The heaviest concentration of orbital debris is in low-Earth orbit,
becoming less dense as it progresses out to geosynchronous orbit. These
orbital debris objects consist of spent rocket bodies, various space
hardware, non-functioning satellites, and fragments from explosions.
According to information provided by the Aerospace Corporation in
California, there have been more than 124 verifiable breakups in space.
Collisions and explosions are usually the cause of breakups, with
explosions being the main source.
COLLISION II, a site-specific interdisciplinary work, focusing on the
serious problem of orbital debris, results from a collaboration begun in
June, 2003, between artist Richard Clar, the Naval Research Laboratory
in Washington D.C., and French composer Marc Battier.
Using a massively paralleled computer and tracking data from the U.S.
Space Command, the Naval Research Laboratory precisely predicts the
orbits of more than 10,000 orbital debris objects that now comprise the
orbital debris catalog.
To create COLLISION II, Richard Clar selected 192 orbital debris objects
in low-Earth orbit from all of the space-faring nations in much the same
fashion as he did in 1995, when he created the first COLLISION orbital
debris space sculpture.

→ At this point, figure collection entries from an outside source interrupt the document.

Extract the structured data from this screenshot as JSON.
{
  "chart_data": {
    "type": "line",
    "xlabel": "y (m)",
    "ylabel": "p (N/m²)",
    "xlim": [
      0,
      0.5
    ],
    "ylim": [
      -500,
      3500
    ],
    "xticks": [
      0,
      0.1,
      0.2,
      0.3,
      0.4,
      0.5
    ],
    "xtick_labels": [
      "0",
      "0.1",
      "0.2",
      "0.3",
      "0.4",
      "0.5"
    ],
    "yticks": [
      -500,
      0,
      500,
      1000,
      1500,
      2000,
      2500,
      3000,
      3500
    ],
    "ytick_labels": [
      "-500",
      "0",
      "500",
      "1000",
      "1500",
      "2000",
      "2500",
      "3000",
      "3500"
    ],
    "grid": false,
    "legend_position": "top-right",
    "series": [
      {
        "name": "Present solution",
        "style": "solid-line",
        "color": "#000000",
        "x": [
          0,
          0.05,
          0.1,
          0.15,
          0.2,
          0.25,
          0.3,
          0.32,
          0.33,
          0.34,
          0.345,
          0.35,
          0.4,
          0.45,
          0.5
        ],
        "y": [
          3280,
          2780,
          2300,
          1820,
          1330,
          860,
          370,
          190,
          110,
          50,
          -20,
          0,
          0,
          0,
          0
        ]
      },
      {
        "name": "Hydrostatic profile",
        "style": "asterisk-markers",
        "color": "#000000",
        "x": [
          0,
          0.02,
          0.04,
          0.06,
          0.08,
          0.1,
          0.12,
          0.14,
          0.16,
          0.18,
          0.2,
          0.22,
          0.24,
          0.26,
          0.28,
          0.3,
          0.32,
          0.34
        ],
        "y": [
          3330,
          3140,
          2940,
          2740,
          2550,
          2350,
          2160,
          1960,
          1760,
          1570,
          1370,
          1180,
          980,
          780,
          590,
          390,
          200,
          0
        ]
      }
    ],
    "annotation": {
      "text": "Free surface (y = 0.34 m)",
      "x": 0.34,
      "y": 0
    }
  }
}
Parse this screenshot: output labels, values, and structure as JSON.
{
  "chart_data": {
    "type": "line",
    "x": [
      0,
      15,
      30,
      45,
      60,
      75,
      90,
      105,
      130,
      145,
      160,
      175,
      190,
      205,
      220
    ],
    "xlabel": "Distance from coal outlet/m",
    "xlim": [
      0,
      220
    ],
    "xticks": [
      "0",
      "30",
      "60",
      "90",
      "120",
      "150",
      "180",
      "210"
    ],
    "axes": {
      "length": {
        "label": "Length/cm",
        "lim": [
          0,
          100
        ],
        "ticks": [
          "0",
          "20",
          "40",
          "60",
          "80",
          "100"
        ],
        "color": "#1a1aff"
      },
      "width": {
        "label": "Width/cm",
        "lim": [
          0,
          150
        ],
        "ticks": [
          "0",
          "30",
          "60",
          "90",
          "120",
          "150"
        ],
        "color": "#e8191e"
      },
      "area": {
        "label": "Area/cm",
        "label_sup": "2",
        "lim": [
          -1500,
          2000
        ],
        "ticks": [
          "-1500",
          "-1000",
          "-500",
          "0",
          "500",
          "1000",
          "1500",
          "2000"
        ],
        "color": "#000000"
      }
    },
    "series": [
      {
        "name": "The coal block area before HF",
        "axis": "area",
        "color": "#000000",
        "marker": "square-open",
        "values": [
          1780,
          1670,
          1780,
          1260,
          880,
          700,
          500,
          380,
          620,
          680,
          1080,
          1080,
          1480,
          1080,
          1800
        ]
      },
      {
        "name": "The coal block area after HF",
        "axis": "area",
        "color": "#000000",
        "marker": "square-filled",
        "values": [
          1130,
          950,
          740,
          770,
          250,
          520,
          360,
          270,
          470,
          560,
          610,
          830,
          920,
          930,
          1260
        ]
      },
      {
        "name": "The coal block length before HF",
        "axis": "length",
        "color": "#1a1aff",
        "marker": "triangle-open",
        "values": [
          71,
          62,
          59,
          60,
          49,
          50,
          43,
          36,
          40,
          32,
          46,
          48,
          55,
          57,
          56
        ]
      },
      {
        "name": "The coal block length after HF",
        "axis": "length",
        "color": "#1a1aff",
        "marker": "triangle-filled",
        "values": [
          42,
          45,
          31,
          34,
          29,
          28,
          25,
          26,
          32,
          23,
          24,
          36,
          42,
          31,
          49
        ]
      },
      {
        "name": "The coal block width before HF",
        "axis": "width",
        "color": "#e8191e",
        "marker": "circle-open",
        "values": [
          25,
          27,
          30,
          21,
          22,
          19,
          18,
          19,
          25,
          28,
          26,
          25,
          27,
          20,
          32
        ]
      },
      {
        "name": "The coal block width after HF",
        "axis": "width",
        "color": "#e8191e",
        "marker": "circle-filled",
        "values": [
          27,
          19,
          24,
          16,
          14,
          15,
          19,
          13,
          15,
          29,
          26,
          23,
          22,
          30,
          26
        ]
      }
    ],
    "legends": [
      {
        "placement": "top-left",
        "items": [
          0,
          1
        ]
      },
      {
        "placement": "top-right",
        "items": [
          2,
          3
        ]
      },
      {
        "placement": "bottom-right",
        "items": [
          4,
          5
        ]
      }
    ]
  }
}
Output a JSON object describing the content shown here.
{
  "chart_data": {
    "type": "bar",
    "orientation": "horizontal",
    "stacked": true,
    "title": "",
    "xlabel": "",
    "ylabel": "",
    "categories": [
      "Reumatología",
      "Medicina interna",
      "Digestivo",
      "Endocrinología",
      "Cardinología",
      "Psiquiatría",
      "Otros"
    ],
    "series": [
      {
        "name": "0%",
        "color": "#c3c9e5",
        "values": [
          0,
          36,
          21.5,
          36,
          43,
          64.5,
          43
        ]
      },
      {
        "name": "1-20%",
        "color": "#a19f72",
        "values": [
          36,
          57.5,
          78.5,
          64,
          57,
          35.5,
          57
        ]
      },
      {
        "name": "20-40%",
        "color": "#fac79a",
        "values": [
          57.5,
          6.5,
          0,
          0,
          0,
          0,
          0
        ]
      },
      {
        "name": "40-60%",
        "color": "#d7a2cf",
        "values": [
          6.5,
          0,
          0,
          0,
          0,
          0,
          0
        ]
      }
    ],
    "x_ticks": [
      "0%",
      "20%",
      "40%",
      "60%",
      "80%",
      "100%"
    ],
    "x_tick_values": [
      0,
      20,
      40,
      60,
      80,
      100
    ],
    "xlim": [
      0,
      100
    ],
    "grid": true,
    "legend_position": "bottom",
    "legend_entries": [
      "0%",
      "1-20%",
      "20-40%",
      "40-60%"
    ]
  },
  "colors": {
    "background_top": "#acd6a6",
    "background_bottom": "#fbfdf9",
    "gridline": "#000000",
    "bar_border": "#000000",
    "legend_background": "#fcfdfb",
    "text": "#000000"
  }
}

The 192 designated orbital debris objects that
now make up the orbiting constellation sculpture COLLISION II are
located in a region of space defined by the following parameters:
Between 96 and 104 degrees of inclination and an altitude of 450 to 800 km.
Marc Battier, French composer and Université de Paris-Sorbonne
Professor, formerly head of musical and software documentation at IRCAM,
composed the music for COLLISION II based in part on the orbital debris
data provided by the Naval Research Laboratory.